The case involved the conviction in 1986 of street-gang member Nathson Fields for two murders. He was sentenced to death but granted a new trial in 1996 (I will just note that for those who complain of the long appeals in these cases, this is an example of how those appeals reveal fundamental wrongdoing and injustice ten years later). The new trail was based on the disclosure that the trial judge, Thomas Maloney, had accepted a $10,000 bribe from Fields’ co-defendant, Earl Hawkins, for his own acquittal. Maloney — showing a misplaced or belated form of honesty — later returned the money after Hawkins’ conviction (and disclosure of a federal investigation).
The second trial resulted in the acquittal of Fields after various witnesses recanted their testimony. That trial revealed misconduct and coercion by the prosecution to secure false testimony. Fields then sued Lawrence Wharrie and David Kelley for his then 17 years of incarceration. The prosecutors insisted that they had immunity and the district court agreed. However, later on reconsideration, the court stripped Wharrie of qualified immunity for his role in the investigation.
The matter went to a Seventh Circuit panel, which included conservative icon, Richard Posner. Writing for the majority, Posner held that it would be absurd to allow such prosecutors to claim immunity in such cases. Posner writes with his usual clarity and with some passion in rejecting immunity in a case of prosecutorial immunity:
Wharrie is asking us to bless a breathtaking injustice. Prosecutor, acting pre-prosecution as an investigator, fabricates evidence and introduces the fabricated evidence at trial. The innocent victim of the fabrication is prosecuted and convicted and sent to prison for 17 years. On Wharrie’s interpretation of our decision in Buckley, the prosecutor is insulated from liability because his fabrication did not cause the defendant’s conviction, and by the time that same prosecutor got around to violating the defendant’s right he was absolutely immunized. So: grave misconduct by the government’s lawyer at a time where he was not shielded by absolute immunity; no remedy whatsoever for the hapless victim.

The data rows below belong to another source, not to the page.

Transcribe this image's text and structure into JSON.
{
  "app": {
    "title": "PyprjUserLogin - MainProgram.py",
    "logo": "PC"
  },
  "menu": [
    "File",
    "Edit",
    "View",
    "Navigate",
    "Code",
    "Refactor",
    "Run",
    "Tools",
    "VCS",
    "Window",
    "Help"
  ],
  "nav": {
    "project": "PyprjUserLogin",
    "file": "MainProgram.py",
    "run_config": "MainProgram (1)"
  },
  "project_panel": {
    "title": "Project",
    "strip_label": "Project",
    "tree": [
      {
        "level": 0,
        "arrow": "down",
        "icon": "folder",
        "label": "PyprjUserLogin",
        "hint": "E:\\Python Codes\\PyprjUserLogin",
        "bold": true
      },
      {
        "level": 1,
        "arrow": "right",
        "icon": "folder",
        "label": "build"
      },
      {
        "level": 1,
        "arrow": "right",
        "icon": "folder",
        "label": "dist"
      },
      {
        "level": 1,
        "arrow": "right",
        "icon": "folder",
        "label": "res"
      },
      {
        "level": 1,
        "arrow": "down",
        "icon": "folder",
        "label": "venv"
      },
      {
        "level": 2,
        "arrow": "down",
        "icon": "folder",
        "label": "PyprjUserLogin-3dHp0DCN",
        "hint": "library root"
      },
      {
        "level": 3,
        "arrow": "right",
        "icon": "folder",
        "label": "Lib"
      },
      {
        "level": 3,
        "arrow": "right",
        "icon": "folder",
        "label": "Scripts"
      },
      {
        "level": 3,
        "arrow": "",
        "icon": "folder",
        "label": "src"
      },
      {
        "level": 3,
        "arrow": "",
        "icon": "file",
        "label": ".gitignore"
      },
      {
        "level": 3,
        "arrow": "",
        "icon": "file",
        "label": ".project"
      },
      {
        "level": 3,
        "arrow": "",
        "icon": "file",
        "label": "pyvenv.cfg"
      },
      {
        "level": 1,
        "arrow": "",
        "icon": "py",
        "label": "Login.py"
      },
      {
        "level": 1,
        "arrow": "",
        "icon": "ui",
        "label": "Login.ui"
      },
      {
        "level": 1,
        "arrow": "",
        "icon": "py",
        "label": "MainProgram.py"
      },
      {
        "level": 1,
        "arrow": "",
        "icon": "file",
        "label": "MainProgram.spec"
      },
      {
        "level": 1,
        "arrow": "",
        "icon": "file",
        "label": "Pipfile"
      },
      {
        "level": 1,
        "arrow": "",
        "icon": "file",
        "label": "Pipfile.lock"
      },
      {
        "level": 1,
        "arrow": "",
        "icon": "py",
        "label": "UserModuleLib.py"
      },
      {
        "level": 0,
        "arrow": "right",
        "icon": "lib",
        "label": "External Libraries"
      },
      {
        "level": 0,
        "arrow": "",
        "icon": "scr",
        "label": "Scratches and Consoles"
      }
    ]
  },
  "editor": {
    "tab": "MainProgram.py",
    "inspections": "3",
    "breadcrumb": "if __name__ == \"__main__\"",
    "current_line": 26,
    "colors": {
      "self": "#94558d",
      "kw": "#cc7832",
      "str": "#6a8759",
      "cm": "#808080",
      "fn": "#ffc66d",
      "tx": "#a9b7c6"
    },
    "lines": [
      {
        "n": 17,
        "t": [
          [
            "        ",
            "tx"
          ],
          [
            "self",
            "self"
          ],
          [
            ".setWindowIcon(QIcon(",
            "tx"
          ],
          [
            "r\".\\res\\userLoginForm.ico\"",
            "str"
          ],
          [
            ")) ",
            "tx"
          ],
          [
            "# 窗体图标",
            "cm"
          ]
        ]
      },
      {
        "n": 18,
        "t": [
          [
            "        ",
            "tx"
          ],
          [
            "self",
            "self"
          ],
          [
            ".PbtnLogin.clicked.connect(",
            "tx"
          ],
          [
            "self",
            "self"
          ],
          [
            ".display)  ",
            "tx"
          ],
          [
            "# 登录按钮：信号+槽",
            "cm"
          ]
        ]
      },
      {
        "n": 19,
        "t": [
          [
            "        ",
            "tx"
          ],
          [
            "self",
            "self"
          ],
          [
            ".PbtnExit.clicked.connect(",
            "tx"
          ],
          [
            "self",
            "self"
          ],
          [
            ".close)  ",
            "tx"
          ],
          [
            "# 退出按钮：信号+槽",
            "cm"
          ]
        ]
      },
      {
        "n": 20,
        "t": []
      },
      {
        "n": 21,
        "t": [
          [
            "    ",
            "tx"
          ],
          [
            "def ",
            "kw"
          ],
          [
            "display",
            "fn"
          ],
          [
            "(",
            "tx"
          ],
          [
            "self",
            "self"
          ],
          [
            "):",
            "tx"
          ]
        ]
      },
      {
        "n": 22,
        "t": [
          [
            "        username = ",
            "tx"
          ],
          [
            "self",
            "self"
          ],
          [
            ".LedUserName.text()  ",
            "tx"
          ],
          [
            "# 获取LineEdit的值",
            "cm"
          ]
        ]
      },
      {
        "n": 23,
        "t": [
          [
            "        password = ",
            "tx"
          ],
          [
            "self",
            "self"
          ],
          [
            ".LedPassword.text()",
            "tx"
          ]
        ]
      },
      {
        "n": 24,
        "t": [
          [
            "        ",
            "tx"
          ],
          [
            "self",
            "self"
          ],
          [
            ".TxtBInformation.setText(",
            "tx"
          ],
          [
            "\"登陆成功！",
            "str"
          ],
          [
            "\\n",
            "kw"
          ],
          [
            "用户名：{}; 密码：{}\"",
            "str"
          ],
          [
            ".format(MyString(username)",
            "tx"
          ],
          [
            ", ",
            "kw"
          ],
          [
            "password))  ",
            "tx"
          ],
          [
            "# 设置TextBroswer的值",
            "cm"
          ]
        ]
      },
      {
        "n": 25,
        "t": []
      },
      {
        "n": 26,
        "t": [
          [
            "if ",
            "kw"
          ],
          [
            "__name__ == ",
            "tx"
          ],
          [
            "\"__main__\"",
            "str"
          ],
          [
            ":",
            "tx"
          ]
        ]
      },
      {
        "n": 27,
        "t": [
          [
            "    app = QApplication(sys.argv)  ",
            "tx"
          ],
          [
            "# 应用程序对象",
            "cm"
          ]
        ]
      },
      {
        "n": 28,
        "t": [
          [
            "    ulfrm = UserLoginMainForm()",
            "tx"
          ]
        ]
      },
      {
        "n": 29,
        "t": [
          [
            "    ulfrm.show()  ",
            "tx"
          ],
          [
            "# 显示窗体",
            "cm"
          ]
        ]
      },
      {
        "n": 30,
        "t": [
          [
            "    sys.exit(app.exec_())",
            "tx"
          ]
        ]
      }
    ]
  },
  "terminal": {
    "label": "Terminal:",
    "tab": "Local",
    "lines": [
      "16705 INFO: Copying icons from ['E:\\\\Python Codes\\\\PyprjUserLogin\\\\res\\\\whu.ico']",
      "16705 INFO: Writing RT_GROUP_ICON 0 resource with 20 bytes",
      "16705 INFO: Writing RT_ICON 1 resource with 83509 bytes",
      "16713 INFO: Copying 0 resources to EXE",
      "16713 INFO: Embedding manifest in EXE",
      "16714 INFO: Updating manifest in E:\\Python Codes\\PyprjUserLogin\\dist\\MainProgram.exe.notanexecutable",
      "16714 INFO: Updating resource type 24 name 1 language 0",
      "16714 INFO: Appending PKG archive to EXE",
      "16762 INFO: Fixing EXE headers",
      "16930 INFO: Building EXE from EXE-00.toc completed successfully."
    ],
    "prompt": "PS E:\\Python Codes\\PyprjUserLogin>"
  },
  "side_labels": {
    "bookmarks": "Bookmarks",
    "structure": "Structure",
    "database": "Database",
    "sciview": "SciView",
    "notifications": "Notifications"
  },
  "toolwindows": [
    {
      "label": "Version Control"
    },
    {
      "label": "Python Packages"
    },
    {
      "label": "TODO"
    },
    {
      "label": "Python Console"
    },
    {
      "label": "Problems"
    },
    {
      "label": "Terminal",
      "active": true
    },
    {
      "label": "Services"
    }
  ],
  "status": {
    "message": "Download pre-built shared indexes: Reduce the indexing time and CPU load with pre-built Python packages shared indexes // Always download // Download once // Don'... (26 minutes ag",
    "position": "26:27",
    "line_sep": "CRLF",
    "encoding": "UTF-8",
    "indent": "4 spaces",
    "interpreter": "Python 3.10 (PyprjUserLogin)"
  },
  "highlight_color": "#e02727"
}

In discussing the Supreme Court’s 1993 decision in Buckley v. Fitzsimmons, 509 U.S. 259 (1993), Posner added that “A prosecutor may not shield his investigative work with the aegis of absolute immunity merely because, after a suspect is eventually arrested, indicted, and tried, that work may be retrospectively described as ‘preparation’ for a possible trial; every prosecutor might then shield himself from liability for any constitutional wrong against innocent citizens by ensuring that they go to trial.”
The “breathtaking injustice” described by Posner however was not enough for Judge Diane Sykes who wanted to extend immunity to the prosecutor.
Putting aside Sykes’ dissent, many will likely find it surprising that a prosecutor still has immunity for outrageous acts like coercion and soliciting false testimony if it occurs at trial. I have long had difficulty with that shield of immunity in cases of knowing abuses, but this case reaffirms an important protection for pre-trial conduct.